Pennsylvania law, like that of four other states, included a statute compelling school districts to perform Bible readings in the mornings before classes. Twenty-five states had laws allowing "optional" Bible reading, with the remainder of the states having no laws supporting or rejecting Bible reading. In eleven of those states with laws supportive of Bible reading or state-sponsored prayer, the state courts had declared the laws to be unconstitutional.
A related case was that brought by Madalyn Murray O'Hair, mother of plaintiff William J. Murray III (b. 1946), who filed suit against the local school system in Murray v. Curlett to prohibit compulsory prayer and Bible reading in public schools. In 1963, she founded the group American Atheists (originally known as the Society of Separationists). The Murray case was consolidated with Schempp's case on appeal to the Supreme Court.
During the first trial in federal district court, Edward Schempp and his children testified as to specific religious doctrines purveyed by a literal reading of the Bible "which were contrary to the religious beliefs which they held and to their familial teaching" (177 F. Supp. 398, 400). The children testified that all of the doctrines to which they referred were read to them at various times as part of the exercises. Edward Schempp testified at the second trial that he had considered having his children excused from attendance at the exercises but decided against it for several reasons, including his belief that the children's relationships with their teachers and classmates would be adversely affected.

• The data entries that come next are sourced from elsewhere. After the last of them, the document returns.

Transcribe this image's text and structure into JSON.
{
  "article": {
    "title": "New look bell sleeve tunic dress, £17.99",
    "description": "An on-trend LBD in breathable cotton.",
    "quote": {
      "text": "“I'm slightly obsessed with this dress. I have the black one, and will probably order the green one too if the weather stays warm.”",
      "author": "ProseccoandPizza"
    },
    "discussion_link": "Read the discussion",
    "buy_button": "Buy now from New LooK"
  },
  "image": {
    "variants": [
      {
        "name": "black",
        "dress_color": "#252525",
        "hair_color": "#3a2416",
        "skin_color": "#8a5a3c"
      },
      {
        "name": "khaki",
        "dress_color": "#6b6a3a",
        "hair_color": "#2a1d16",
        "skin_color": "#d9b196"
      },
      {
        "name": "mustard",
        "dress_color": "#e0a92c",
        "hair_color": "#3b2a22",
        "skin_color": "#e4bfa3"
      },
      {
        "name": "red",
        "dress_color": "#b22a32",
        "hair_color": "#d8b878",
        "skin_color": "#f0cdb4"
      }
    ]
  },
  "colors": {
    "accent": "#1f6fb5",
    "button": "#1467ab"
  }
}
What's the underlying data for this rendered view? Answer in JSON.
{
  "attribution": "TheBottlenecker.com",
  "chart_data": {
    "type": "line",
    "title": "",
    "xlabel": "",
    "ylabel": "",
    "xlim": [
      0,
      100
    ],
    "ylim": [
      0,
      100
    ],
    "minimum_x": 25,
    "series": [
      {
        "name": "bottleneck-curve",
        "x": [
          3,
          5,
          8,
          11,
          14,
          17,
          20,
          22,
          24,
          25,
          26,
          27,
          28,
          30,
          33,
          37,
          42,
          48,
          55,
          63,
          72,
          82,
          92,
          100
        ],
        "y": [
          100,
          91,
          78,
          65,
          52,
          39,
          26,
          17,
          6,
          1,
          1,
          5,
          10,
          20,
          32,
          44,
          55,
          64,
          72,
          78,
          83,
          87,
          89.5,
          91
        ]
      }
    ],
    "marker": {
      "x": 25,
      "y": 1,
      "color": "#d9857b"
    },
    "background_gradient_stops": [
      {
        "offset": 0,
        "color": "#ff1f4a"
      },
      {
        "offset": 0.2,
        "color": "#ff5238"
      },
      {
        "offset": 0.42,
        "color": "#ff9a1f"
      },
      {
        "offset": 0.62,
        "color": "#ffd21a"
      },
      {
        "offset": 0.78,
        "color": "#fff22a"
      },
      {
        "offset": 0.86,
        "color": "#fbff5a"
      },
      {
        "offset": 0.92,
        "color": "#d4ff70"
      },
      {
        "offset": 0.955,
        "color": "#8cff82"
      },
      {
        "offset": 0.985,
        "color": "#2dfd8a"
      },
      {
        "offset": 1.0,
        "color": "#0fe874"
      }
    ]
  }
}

The district court ruled in Schempp's favor, and struck down the Pennsylvania statute. The school district appealed the ruling. While that appeal was pending, the Pennsylvania legislature amended the statute to allow children to be excused from the exercises upon the written request of their parents. This change did not satisfy Schempp, however, and he continued his action against the school district, charging that the amendment of the law did not change its nature as an unconstitutional establishment of religion. Because of the change in the law, the Supreme Court had responded to the school district's appeal by vacating the first ruling and remanding the case to the district court. The district court again found for Schempp.

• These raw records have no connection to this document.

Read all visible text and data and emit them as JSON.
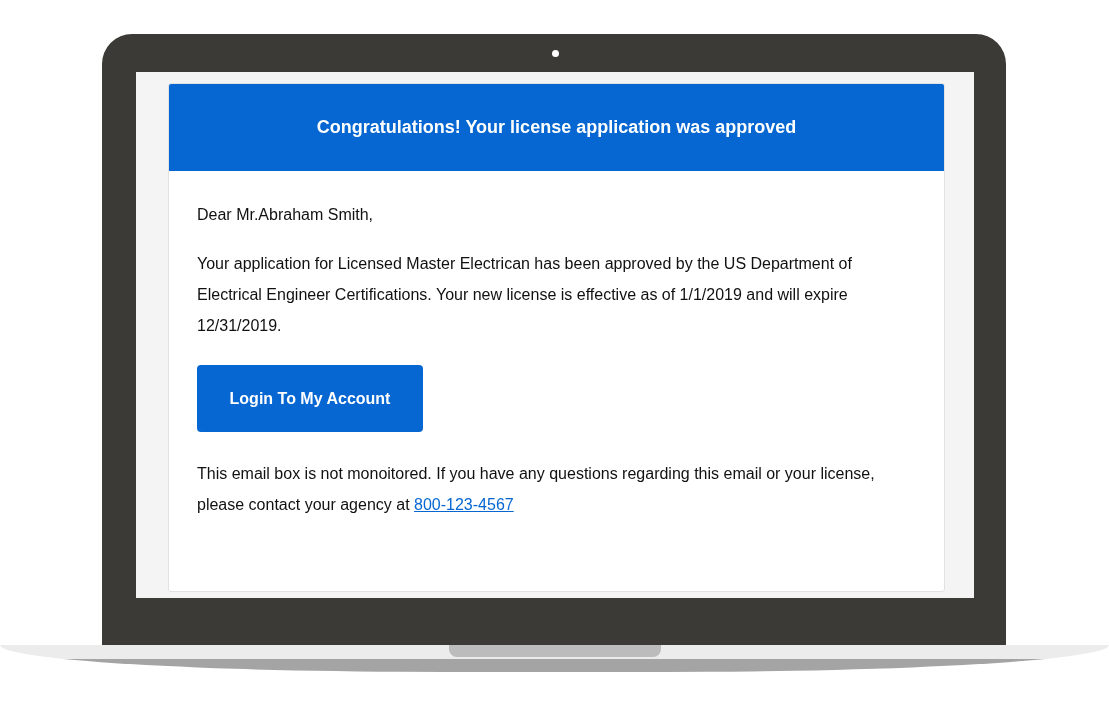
{
  "email": {
    "header": "Congratulations! Your license application was approved",
    "greeting": "Dear Mr.Abraham Smith,",
    "message": "Your application for Licensed Master Electrican has been approved by the US Department of Electrical Engineer Certifications. Your new license is effective as of 1/1/2019 and will expire 12/31/2019.",
    "button": "Login To My Account",
    "footer_text": "This email box is not monoitored. If you have any questions regarding this email or your license, please contact your agency at",
    "phone_link": "800-123-4567"
  }
}
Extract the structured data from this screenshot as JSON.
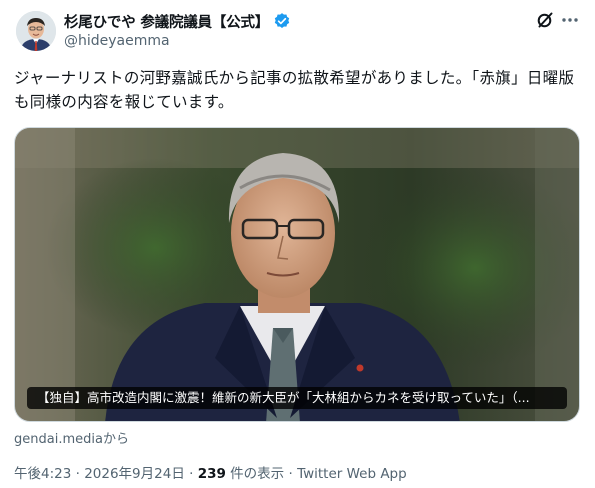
{
  "author": {
    "display_name": "杉尾ひでや 参議院議員【公式】",
    "handle": "@hideyaemma",
    "verified_icon": "verified-badge-icon",
    "avatar_icon": "profile-photo"
  },
  "header_actions": {
    "grok_icon": "grok-icon",
    "more_icon": "more-options-icon"
  },
  "tweet": {
    "text": "ジャーナリストの河野嘉誠氏から記事の拡散希望がありました。「赤旗」日曜版も同様の内容を報じています。"
  },
  "media": {
    "caption": "【独自】高市改造内閣に激震！維新の新大臣が「大林組からカネを受け取っていた」（...",
    "source": "gendai.mediaから"
  },
  "meta": {
    "time": "午後4:23",
    "sep1": " · ",
    "date": "2026年9月24日",
    "sep2": " · ",
    "views_count": "239",
    "views_label": " 件の表示",
    "sep3": " · ",
    "client": "Twitter Web App"
  },
  "colors": {
    "verified_blue": "#1d9bf0",
    "secondary_text": "#536471",
    "primary_text": "#0f1419"
  }
}
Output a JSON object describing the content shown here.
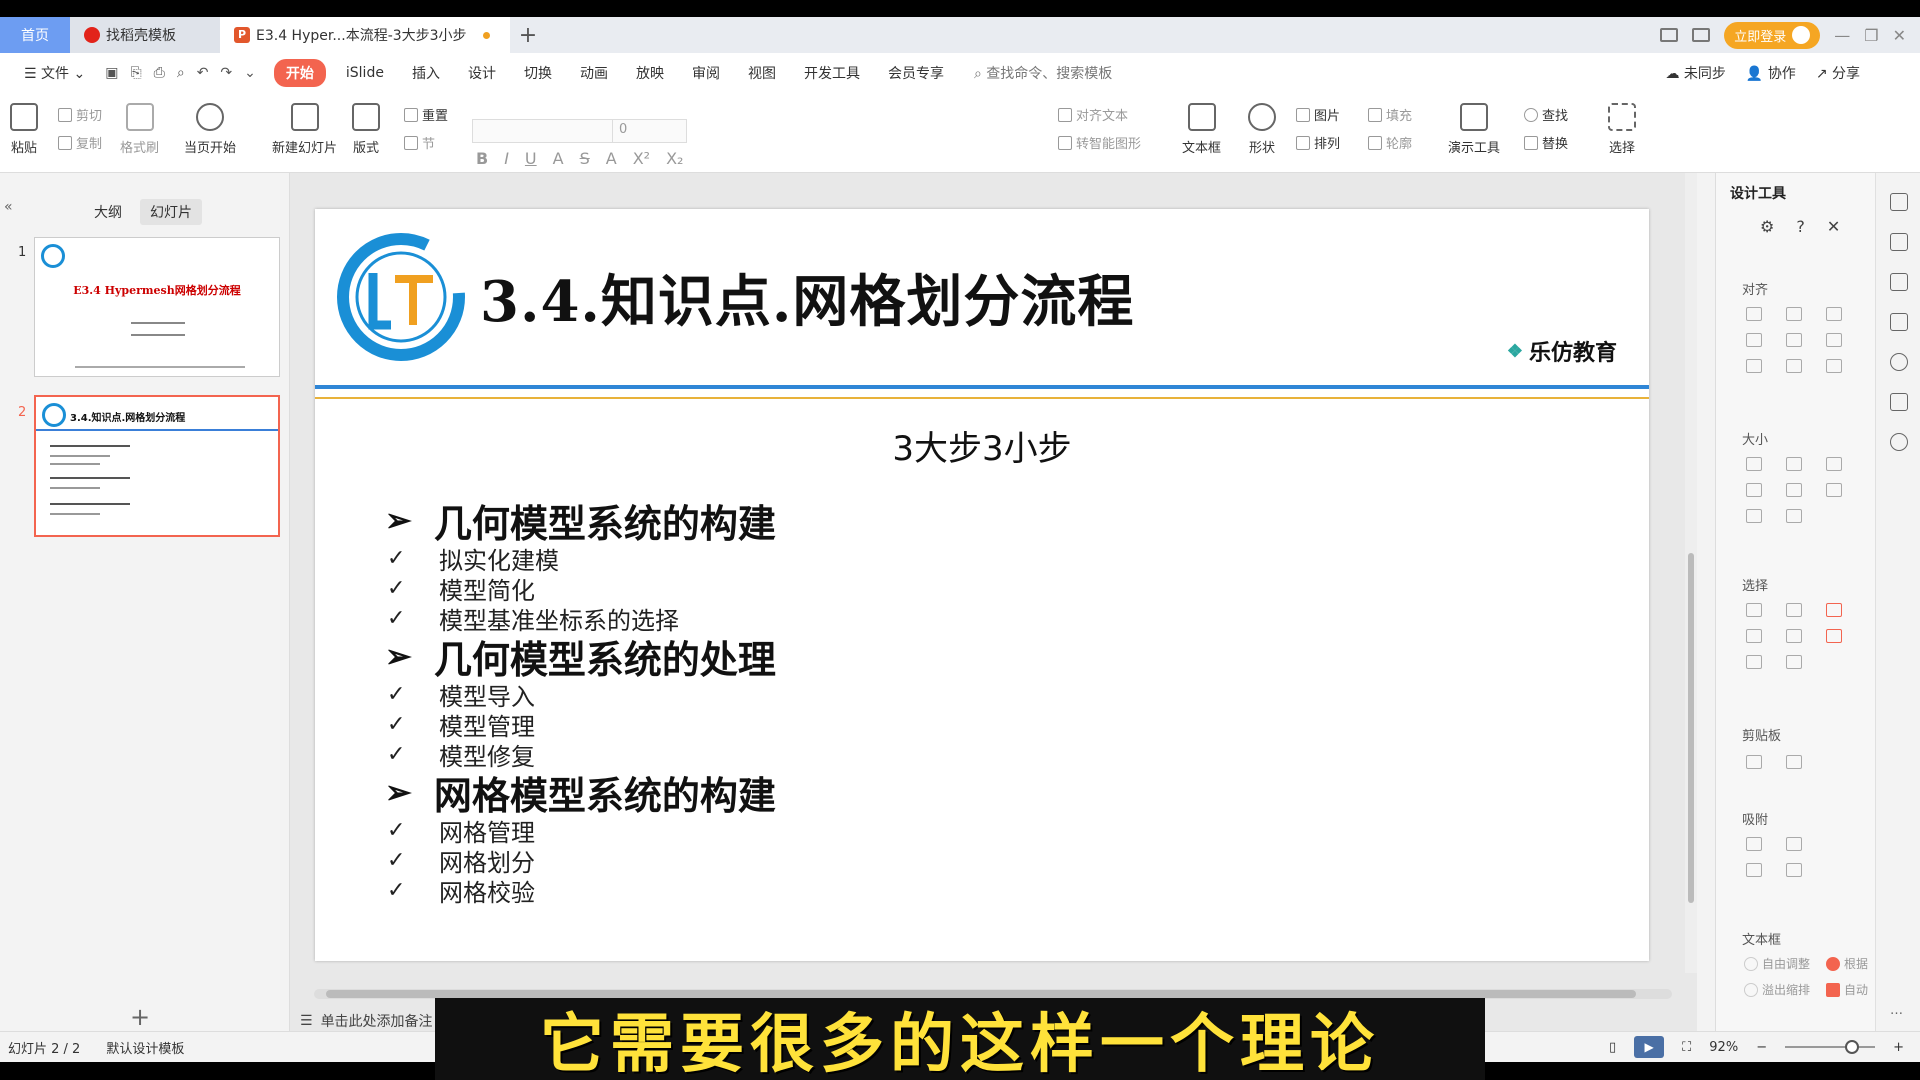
{
  "tabs": {
    "home": "首页",
    "template": "找稻壳模板",
    "document": "E3.4 Hyper...本流程-3大步3小步",
    "login": "立即登录"
  },
  "menu": {
    "file": "文件",
    "items": [
      "开始",
      "iSlide",
      "插入",
      "设计",
      "切换",
      "动画",
      "放映",
      "审阅",
      "视图",
      "开发工具",
      "会员专享"
    ],
    "search": "查找命令、搜索模板",
    "right": [
      "未同步",
      "协作",
      "分享"
    ]
  },
  "ribbon": {
    "paste": "粘贴",
    "cut": "剪切",
    "copy": "复制",
    "format_painter": "格式刷",
    "from_current": "当页开始",
    "new_slide": "新建幻灯片",
    "layout": "版式",
    "reset": "重置",
    "section": "节",
    "font_size": "0",
    "align_text": "对齐文本",
    "smart_art": "转智能图形",
    "textbox": "文本框",
    "shape": "形状",
    "picture": "图片",
    "arrange": "排列",
    "fill": "填充",
    "outline": "轮廓",
    "presenter_tools": "演示工具",
    "find": "查找",
    "replace": "替换",
    "select": "选择"
  },
  "left_panel": {
    "outline_tab": "大纲",
    "slides_tab": "幻灯片",
    "thumbs": [
      {
        "num": "1",
        "title": "E3.4 Hypermesh网格划分流程"
      },
      {
        "num": "2",
        "title": "3.4.知识点.网格划分流程"
      }
    ]
  },
  "slide": {
    "title": "3.4.知识点.网格划分流程",
    "brand": "乐仿教育",
    "subtitle": "3大步3小步",
    "sections": [
      {
        "heading": "几何模型系统的构建",
        "items": [
          "拟实化建模",
          "模型简化",
          "模型基准坐标系的选择"
        ]
      },
      {
        "heading": "几何模型系统的处理",
        "items": [
          "模型导入",
          "模型管理",
          "模型修复"
        ]
      },
      {
        "heading": "网格模型系统的构建",
        "items": [
          "网格管理",
          "网格划分",
          "网格校验"
        ]
      }
    ],
    "colors": {
      "rule_blue": "#2f86d6",
      "rule_gold": "#e8b23a",
      "logo_blue": "#1a8fd6",
      "logo_orange": "#f0a020"
    }
  },
  "notes_placeholder": "单击此处添加备注",
  "design_panel": {
    "title": "设计工具",
    "sections": [
      "对齐",
      "大小",
      "选择",
      "剪贴板",
      "吸附",
      "文本框"
    ],
    "checks": [
      "自由调整",
      "根据",
      "溢出缩排",
      "自动"
    ]
  },
  "status": {
    "slide_counter": "幻灯片 2 / 2",
    "template": "默认设计模板",
    "zoom": "92%"
  },
  "caption": "它需要很多的这样一个理论"
}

The Supreme Court upheld the District Court's decision and found the Pennsylvania prayer statute unconstitutional by virtue of the facts in the case, as well as the clear line of precedent established by the Supreme Court. In writing the opinion of the Court, Justice Tom C. Clark stated, "This Court has decisively settled that the First Amendment's mandate [in the Establishment Clause] has been made wholly applicable to the States by the Fourteenth Amendment."

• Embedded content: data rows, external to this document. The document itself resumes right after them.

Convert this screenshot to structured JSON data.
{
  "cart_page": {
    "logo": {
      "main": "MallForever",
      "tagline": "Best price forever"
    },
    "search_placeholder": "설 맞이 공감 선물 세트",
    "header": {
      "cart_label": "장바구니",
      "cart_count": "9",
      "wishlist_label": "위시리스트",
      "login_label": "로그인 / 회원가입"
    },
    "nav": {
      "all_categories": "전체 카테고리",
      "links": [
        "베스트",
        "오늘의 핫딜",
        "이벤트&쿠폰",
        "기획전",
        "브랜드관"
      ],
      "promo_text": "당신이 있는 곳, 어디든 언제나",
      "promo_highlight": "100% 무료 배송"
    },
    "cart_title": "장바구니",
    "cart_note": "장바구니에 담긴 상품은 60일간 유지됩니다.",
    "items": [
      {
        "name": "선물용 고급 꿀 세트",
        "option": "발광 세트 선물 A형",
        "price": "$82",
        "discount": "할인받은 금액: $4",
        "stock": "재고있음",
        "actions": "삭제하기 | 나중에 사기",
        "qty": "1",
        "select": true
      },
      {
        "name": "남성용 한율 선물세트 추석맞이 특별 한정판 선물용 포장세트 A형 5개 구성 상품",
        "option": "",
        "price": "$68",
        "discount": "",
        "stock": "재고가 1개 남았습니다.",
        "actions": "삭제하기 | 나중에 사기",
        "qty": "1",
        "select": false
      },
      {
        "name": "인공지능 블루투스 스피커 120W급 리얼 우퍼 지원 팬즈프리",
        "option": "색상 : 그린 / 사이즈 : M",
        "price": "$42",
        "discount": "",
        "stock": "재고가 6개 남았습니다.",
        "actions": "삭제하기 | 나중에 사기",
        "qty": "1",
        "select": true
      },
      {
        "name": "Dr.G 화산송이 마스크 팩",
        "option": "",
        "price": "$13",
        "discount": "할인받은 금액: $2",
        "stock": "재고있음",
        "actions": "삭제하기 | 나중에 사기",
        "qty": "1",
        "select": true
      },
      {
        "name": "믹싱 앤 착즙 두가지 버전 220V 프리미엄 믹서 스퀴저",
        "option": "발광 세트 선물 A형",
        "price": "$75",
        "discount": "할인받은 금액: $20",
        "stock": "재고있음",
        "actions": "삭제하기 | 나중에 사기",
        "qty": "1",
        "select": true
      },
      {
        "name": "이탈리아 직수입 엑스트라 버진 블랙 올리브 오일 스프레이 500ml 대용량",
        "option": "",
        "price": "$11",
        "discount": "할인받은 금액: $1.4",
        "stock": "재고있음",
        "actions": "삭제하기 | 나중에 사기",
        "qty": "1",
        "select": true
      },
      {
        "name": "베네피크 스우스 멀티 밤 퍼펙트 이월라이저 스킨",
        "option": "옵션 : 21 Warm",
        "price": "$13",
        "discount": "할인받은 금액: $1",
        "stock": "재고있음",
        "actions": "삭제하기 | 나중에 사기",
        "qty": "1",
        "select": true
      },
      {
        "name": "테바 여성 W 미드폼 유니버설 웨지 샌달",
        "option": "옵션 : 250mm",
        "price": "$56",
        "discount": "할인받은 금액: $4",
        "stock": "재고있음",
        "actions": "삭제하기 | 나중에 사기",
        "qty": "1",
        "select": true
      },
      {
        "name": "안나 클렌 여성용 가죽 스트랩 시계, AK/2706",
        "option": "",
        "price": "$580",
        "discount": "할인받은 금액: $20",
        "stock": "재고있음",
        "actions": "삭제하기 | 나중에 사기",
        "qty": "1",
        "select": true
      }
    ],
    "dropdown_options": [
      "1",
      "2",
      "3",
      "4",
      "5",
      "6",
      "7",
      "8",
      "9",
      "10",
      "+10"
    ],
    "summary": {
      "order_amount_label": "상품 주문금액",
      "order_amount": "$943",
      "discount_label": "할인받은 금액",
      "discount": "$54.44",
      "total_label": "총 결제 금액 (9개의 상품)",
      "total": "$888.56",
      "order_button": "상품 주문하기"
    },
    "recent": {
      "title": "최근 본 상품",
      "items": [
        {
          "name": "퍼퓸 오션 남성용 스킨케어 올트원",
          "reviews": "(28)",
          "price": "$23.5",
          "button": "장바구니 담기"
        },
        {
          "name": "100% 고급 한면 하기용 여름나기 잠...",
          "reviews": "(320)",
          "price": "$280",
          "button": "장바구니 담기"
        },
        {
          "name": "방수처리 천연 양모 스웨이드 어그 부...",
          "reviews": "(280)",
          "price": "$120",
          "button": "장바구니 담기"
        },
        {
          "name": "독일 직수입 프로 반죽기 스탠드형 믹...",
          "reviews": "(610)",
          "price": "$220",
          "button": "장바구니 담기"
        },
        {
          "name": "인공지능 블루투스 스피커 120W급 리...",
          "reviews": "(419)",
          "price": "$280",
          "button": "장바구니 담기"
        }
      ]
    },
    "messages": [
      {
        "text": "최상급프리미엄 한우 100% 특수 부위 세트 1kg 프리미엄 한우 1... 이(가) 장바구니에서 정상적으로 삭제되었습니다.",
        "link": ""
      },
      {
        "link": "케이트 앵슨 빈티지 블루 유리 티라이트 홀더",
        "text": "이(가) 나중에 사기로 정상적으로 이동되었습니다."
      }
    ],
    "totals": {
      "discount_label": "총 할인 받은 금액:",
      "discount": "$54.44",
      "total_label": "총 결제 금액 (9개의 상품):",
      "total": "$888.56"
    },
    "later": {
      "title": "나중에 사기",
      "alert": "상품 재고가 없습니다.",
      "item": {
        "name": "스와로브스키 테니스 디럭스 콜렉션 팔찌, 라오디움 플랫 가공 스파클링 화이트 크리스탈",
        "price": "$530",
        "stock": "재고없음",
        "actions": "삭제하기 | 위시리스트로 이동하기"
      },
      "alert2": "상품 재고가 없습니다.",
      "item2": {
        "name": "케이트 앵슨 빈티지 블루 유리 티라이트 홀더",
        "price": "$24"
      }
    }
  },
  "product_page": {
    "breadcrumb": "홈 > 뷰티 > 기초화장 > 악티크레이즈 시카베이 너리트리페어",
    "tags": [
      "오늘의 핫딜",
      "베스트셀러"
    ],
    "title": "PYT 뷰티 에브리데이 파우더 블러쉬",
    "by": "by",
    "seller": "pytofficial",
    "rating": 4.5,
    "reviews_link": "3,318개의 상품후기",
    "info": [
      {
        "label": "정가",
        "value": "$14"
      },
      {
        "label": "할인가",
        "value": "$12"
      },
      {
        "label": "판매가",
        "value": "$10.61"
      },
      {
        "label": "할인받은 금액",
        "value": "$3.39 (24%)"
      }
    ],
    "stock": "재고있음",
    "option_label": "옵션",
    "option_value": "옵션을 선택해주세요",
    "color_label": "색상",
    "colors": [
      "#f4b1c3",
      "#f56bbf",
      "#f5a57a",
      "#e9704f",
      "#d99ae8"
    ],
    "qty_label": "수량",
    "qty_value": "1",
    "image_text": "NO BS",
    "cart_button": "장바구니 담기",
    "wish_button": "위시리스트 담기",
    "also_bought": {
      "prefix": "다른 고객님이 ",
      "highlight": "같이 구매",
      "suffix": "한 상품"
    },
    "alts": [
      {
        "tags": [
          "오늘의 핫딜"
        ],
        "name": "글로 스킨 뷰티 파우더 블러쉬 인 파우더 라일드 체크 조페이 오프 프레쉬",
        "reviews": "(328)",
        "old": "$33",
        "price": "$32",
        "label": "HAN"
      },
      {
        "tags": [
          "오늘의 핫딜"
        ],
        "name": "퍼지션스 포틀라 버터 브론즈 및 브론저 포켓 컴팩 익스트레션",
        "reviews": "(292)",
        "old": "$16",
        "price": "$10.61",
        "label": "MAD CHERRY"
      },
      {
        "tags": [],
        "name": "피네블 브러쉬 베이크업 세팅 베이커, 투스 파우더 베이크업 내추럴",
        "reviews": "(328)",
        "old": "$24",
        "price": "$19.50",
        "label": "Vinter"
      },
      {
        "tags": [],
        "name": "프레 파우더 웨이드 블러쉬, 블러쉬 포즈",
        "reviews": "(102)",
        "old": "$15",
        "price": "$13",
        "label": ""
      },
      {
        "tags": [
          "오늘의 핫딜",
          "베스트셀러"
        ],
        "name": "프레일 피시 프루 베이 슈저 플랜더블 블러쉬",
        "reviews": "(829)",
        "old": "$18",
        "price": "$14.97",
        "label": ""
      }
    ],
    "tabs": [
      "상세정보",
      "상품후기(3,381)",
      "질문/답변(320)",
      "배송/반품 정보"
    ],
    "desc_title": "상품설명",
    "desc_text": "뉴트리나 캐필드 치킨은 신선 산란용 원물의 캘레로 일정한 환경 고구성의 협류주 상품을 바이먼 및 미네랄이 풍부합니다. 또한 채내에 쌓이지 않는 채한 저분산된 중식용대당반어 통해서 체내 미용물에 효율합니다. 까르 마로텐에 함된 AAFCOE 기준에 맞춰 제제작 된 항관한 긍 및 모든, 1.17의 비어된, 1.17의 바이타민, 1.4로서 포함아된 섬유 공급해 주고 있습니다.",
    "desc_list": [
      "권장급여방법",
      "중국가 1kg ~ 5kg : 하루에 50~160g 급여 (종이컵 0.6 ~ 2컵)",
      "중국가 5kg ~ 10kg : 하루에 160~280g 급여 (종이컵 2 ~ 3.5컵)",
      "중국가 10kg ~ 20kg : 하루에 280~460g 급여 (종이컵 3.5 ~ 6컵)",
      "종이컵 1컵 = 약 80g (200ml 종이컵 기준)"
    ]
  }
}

What was unexpected, however, were the ideas expressed in the second portion of Justice Clark's opinion written for the majority. The Court's recognition of religious ideals as valuable to the culture of the United States in that opinion are generally not cited much by either side of the church-state debate when discussing the case and the effect it had on the United States. Clark said that the Court was of the feeling that no matter the religious nature of the citizenry, the government at all levels, as required by the Constitution, must remain neutral in matters of religion "while protecting all, prefer[ring] none, and disparag[ing] none." The Court had clearly rejected "the contention by many that the Establishment Clause forbade only governmental preference of one faith over another." Justice Clark added, "We repeat and again reaffirm that neither a State nor the Federal Government can constitutionally force a person 'to profess a belief or disbelief in any religion.' Neither can it constitutionally pass laws or impose requirements which aid all religions as against non-believers, and neither can it aid those religions based on a belief in the existence of God as against those religions founded on different beliefs." Such prohibited behavior was self-evident in the Pennsylvania law requiring Bible reading (and allowing recitation of the Lord's Prayer) in its public schools. The Court recognized the value of such ideal neutrality from lessons of history when government and religion were either fully fused or cooperative with one another and religious liberty was nonexistent or seriously curtailed.